Amazingly, Chuck E. Cheese (the pizza chain established in 1977 by Atari co-founder Nolan Bushnell) still uses 3.5-inch floppy disks to update its animated characters – but that is all set to change this year.
Recently, Chuck E. Cheese employee Stewart Coonrod posted a TikTok video that outlines how the update process works (thanks, Ars Technica). When a new song and dance routine needs to be installed on one of the chain's once-famous animatronic systems, it is loaded from the floppy and a pair of DVDs.
Coonrod adds that this update – referred to as the 'Evergreen Show 2023' – is the final one; his restaurant is about to undergo a refit that will strip away the iconic animatronics that have been at the heart of Chuck E. Cheese since its inception in the '70s.
"Today, I'm going to be showing you how to install a new show on our old system," Coonrod says in the video. "This is going to be the last show we receive before the remodel. So this is my last chance to film and show you how we do it."
The remodel will replace the animated characters – described within the company as 'Cyberamics' and the inspiration for the Five Nights at Freddy's series of video games – with a dance floor (the Chuck E. Cheese characters are now inhabited mainly by live actors in suits).

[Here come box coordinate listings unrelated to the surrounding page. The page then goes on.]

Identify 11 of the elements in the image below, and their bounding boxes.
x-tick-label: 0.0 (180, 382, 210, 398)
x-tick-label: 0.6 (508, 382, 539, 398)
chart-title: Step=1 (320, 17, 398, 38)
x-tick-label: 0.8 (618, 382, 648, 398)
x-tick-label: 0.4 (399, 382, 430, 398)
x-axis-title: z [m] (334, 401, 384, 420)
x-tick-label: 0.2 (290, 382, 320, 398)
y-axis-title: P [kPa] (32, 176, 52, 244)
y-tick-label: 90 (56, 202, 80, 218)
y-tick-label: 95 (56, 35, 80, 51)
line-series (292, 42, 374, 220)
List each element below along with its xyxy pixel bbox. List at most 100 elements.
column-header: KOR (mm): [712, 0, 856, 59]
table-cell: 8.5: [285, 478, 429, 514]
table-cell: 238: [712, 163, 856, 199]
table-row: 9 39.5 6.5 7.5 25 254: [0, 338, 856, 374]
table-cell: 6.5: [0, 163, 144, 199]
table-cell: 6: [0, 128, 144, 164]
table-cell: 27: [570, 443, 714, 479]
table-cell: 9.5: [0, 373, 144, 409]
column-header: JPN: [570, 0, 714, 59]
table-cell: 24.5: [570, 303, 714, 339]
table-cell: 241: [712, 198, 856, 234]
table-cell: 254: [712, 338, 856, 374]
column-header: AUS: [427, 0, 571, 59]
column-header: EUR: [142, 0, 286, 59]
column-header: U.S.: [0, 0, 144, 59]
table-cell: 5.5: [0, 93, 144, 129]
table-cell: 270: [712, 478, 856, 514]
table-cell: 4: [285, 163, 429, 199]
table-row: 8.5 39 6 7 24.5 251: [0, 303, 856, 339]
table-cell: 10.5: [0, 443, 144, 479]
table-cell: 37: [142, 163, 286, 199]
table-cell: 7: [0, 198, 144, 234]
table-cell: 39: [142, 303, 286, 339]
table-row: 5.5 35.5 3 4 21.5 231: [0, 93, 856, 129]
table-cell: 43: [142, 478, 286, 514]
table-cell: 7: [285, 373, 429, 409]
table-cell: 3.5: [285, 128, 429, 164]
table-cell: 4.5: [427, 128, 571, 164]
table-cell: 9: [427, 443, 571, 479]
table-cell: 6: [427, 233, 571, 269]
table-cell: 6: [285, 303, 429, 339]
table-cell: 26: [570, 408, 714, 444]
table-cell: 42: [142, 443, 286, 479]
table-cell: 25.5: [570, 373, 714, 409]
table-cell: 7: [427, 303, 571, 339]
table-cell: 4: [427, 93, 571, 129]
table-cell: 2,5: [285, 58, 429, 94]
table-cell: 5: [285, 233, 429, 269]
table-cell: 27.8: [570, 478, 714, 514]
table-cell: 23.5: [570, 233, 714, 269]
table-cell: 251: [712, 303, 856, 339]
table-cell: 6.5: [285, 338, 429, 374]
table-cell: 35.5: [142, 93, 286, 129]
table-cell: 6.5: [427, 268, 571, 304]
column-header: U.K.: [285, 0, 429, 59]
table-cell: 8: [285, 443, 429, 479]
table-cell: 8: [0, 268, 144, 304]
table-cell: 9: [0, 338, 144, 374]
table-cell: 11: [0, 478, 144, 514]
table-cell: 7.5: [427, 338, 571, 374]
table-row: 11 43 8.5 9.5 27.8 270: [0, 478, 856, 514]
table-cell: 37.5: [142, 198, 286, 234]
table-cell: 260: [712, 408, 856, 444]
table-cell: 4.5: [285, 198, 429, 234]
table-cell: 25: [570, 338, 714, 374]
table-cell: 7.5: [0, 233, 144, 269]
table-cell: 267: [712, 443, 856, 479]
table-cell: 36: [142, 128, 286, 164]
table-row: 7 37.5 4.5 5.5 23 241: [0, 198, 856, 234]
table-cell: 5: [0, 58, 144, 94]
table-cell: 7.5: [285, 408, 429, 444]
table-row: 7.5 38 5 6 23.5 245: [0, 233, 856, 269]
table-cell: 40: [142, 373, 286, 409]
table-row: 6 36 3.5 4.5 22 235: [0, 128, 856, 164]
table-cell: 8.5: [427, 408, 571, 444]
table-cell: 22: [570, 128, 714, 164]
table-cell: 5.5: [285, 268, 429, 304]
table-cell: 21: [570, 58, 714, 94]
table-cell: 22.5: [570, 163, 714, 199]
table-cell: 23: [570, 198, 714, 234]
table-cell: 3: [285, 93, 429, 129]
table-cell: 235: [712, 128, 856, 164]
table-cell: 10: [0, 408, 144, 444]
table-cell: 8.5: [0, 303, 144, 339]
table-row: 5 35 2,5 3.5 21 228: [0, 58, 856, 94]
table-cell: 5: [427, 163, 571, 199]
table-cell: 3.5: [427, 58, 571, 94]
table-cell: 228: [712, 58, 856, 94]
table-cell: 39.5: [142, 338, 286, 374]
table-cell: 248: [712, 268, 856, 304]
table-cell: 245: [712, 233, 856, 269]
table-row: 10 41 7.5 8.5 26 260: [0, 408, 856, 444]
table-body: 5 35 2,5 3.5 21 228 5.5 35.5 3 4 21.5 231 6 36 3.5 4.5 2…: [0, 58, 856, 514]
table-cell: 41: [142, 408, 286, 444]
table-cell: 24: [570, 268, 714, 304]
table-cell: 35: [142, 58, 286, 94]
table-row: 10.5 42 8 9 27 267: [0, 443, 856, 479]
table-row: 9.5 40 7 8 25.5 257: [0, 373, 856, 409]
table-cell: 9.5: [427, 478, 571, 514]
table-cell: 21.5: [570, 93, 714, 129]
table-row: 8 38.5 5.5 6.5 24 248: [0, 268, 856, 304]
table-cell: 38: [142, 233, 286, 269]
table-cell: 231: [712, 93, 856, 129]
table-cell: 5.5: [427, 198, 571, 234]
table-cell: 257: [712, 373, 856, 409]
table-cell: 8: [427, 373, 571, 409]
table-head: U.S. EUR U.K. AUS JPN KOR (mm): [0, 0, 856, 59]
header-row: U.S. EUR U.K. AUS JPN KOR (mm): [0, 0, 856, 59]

Nolan Bushell's involvement with the chain ended in 1984 when its parent company Pizza Time Theatre filed for bankruptcy. Robert Brock, who had previously entered into a franchising agreement with Bushnell, purchased the company in 1985 and merged it with his own firm, ShowBiz Pizza Place Inc., to create ShowBiz Pizza Time Inc., which would eventually unify all of its locations under the Chuck E. Cheese branding in 1994. The company renamed itself CEC Entertainment and, in 2020, again filed for bankruptcy but emerged from this under the ownership of its lenders, led by Monarch Alternative Capital.